Survey: Health Care Investors Expect Low Obamacare Enrollment


The Congressional Budget Office has estimated that 7 million Americans will enroll in the online exchanges created by the Affordable Care Act’s individual insurance mandate when the marketplaces open on October 1. But investors surveyed by Citigroup have a much lower forecast: 4 million. The expected problem is not unawareness of the law’s requirement that all Americans who can afford to buy healthcare insurance must do so, or confusion about how to sign up for coverage, or even distaste for the mandate; rather, the survey showed that investors are concerned that technical glitches will present obstacles to enrollment, Reuters reports.

Of the 4 million Americans the surveyed investors expect to sign up for coverage, between 2 million and 3 million are projected to be previously uninsured. In comparison, the CBO predicted that 7 million individuals will enroll, of which 4 million were previously uninsured.

A total of 48 million Americans were uninsured as of 2013.

One of the primary reform aims of the Affordable Care Act was to ensure every American was insured, and the primary vehicle of that goal is the state-run or federally-facilitated exchanges.

The exchanges allow consumers to comparison-shop for health insurance policies in online marketplaces, which were designed to give consumers collective bargaining power that will foster competition and drive down prices. To keep the insurance plans offered on the exchanges affordable, Americans, whose employers do not offer insurance and who make between 100 percent and 400 percent of the federal poverty line, which tops out at around $45,960 for an individual and $92,000 for a household of four, will be given a federal tax credit to subsidize the cost.

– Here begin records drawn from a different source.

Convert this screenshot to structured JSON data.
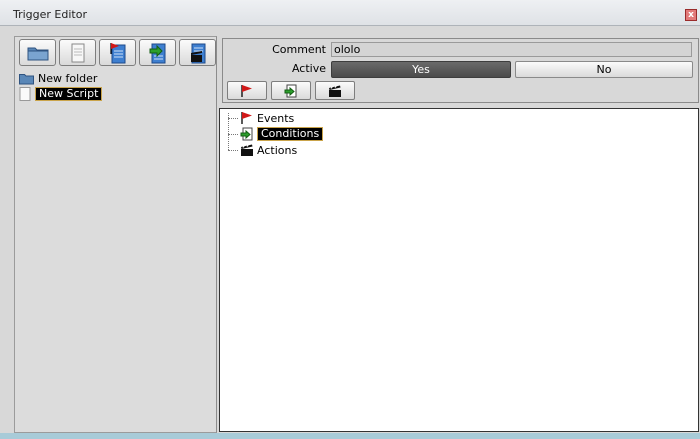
{
  "window": {
    "title": "Trigger Editor",
    "close_glyph": "x"
  },
  "left_toolbar": {
    "buttons": [
      {
        "icon": "folder-icon"
      },
      {
        "icon": "script-icon"
      },
      {
        "icon": "event-script-icon"
      },
      {
        "icon": "condition-script-icon"
      },
      {
        "icon": "action-script-icon"
      }
    ]
  },
  "left_tree": {
    "items": [
      {
        "label": "New folder",
        "icon": "folder-icon"
      },
      {
        "label": "New Script",
        "icon": "script-icon",
        "selected": true
      }
    ]
  },
  "properties": {
    "comment_label": "Comment",
    "comment_value": "ololo",
    "active_label": "Active",
    "active_yes": "Yes",
    "active_no": "No",
    "active_selected": "Yes"
  },
  "right_toolbar": {
    "buttons": [
      {
        "icon": "flag-icon"
      },
      {
        "icon": "condition-icon"
      },
      {
        "icon": "clapper-icon"
      }
    ]
  },
  "trigger_tree": {
    "items": [
      {
        "label": "Events",
        "icon": "flag-icon"
      },
      {
        "label": "Conditions",
        "icon": "condition-icon",
        "selected": true
      },
      {
        "label": "Actions",
        "icon": "clapper-icon"
      }
    ]
  },
  "colors": {
    "selection_bg": "#000000",
    "selection_border": "#caa44b",
    "flag_red": "#d01818",
    "arrow_green": "#2ca02c"
  }
}
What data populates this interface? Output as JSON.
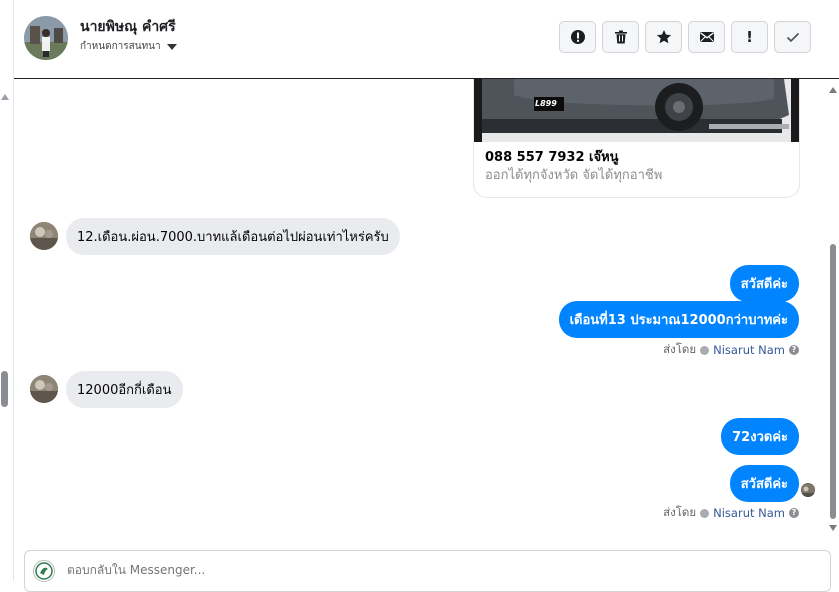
{
  "header": {
    "contact_name": "นายพิษณุ คำศรี",
    "conversation_label": "กำหนดการสนทนา",
    "actions": [
      {
        "name": "report-spam",
        "icon": "alert-circle-icon"
      },
      {
        "name": "delete",
        "icon": "trash-icon"
      },
      {
        "name": "star",
        "icon": "star-icon"
      },
      {
        "name": "mark-unread",
        "icon": "envelope-icon"
      },
      {
        "name": "important",
        "icon": "exclamation-icon",
        "text": "!"
      },
      {
        "name": "done",
        "icon": "check-icon"
      }
    ]
  },
  "shared_card": {
    "plate_text": "L899",
    "phone": "088 557 7932 เจ๊หนู",
    "description": "ออกได้ทุกจังหวัด จัดได้ทุกอาชีพ"
  },
  "messages": [
    {
      "direction": "in",
      "text": "12.เดือน.ผ่อน.7000.บาทแล้เดือนต่อไปผ่อนเท่าไหร่ครับ"
    },
    {
      "direction": "out",
      "text": "สวัสดีค่ะ"
    },
    {
      "direction": "out",
      "text": "เดือนที่13 ประมาณ12000กว่าบาทค่ะ"
    },
    {
      "direction": "in",
      "text": "12000อีกกี่เดือน"
    },
    {
      "direction": "out",
      "text": "72งวดค่ะ"
    },
    {
      "direction": "out",
      "text": "สวัสดีค่ะ"
    }
  ],
  "sent_by": {
    "prefix": "ส่งโดย",
    "name": "Nisarut Nam",
    "help": "?"
  },
  "reply": {
    "placeholder": "ตอบกลับใน Messenger..."
  },
  "colors": {
    "accent": "#0084ff",
    "incoming_bubble": "#e9ebee",
    "sender_name": "#385898"
  }
}
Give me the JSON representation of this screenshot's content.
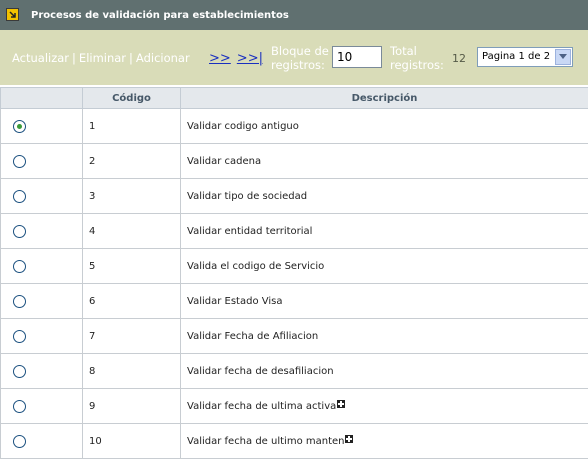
{
  "header": {
    "title": "Procesos de validación para establecimientos",
    "icon": "arrow-down-right-icon"
  },
  "toolbar": {
    "actions": [
      "Actualizar",
      "Eliminar",
      "Adicionar"
    ],
    "next_label": ">>",
    "last_label": ">>|",
    "block_label_1": "Bloque de",
    "block_label_2": "registros:",
    "block_value": "10",
    "total_label_1": "Total",
    "total_label_2": "registros:",
    "total_value": "12",
    "page_select": "Pagina 1 de 2"
  },
  "table": {
    "columns": [
      "",
      "Código",
      "Descripción"
    ],
    "rows": [
      {
        "selected": true,
        "codigo": "1",
        "descripcion": "Validar codigo antiguo"
      },
      {
        "selected": false,
        "codigo": "2",
        "descripcion": "Validar cadena"
      },
      {
        "selected": false,
        "codigo": "3",
        "descripcion": "Validar tipo de sociedad"
      },
      {
        "selected": false,
        "codigo": "4",
        "descripcion": "Validar entidad territorial"
      },
      {
        "selected": false,
        "codigo": "5",
        "descripcion": "Valida el codigo de Servicio"
      },
      {
        "selected": false,
        "codigo": "6",
        "descripcion": "Validar Estado Visa"
      },
      {
        "selected": false,
        "codigo": "7",
        "descripcion": "Validar Fecha de Afiliacion"
      },
      {
        "selected": false,
        "codigo": "8",
        "descripcion": "Validar fecha de desafiliacion"
      },
      {
        "selected": false,
        "codigo": "9",
        "descripcion": "Validar fecha de ultima activa",
        "expand": true
      },
      {
        "selected": false,
        "codigo": "10",
        "descripcion": "Validar fecha de ultimo manten",
        "expand": true
      }
    ]
  },
  "colors": {
    "title_bar": "#607070",
    "toolbar": "#d9dcb8",
    "link": "#1a2fbf",
    "header_bg": "#e4e8ec"
  }
}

But to determine whether an applicant qualifies for the subsidy or is eligible to buy medical coverage on the exchanges, the databases of seven U.S. Agencies, including the Internal Revenue Service and the Department of Homeland Security, must be linked. Because all data — from identity to citizenship to income to family size — must be verified, a massive amount of data will be circulating through the $267-million computer system, nicknamed “the Hub.”

The Office of the Inspector General of the Department of Health and Human Services reported in early August that the setup of government-mandated privacy protections needed to safeguard personal data and prevent fraud was months behind schedule. “Several critical tasks remain to be completed in a short period of time,” noted Gloria Jarmon, the HHS Deputy Inspector General for Audit Services, in an August report on the status of the implementation of the exchanges. “If there are additional delays in completing the security authorization,” the chief information officer at the Centers for Medicare and Medicaid Services may not have the required “security controls needed for the security authorization decision” to open the exchanges on October 1.

Then, insurance industry sources told Reuters in a late August interview that the U.S. Department of Health and Human Services had informed insurance companies that it would not sign the agreements to finalize the plans to be sold on the federal health insurance exchanges between September 5 and 9, as scheduled. Instead the deadline has been pushed to mid-September.

Both admissions, plus the delay of the employer mandate and the income verification system, have given investors cause for concern, Tim Nelson, a healthcare analyst at Nuveen Asset Management, told Reuters. And those concerns have weighed down hospital shares.

“All the headlines say the implementation is slower, the software doesn’t work, the security isn’t there,” said Nelson, who was not included in the Citigroup survey. “All this tells the average investor that things will be slower to evolve than we might expect.” However, while the exchanges may struggle in the beginning and the requirement that mid-sized and large employers provide coverage for full-time workers was postponed until 2015, 81 percent of the surveyed investors said they do not expect the individual mandate to be delayed.

The federal government’s progress was closely watched by Wall Street because the successful implementation of the Obamacare exchanges means new paying customers for insurers and hospitals. For now, investors expectations are “modest,” as Citigroup analysts Gary Taylor and Carl McDonald told Reuters. “We are optimistic that final 2014 enrollment will exceed low expectations, propelling” healthcare provider stocks, such as hospitals, the analysts wrote in their report.” They continued, “Accordingly, we’d be aggressive buyers if initial enrollment is disappointing this fall.” The enrollment period for plans starting in January 2014 lasts for six months, but a majority — 55 percent — of investors said they believe the government will extend the deadline.

When asked whether they expected technical problems to affect or materially delay enrollment, 46 percent of investors surveyed answered “yes” while another 27 percent replied “maybe.”

Projections made by healthcare companies, including insurers, have also worried investors. “In general, corporate projections are at the low end, and investors for better or worse are taking the companies at their word,” Les Funtleyder, a healthcare strategist with investment firm Poliwogg, told the publication. “I have not heard any company with overly optimistic projections about the exchanges.”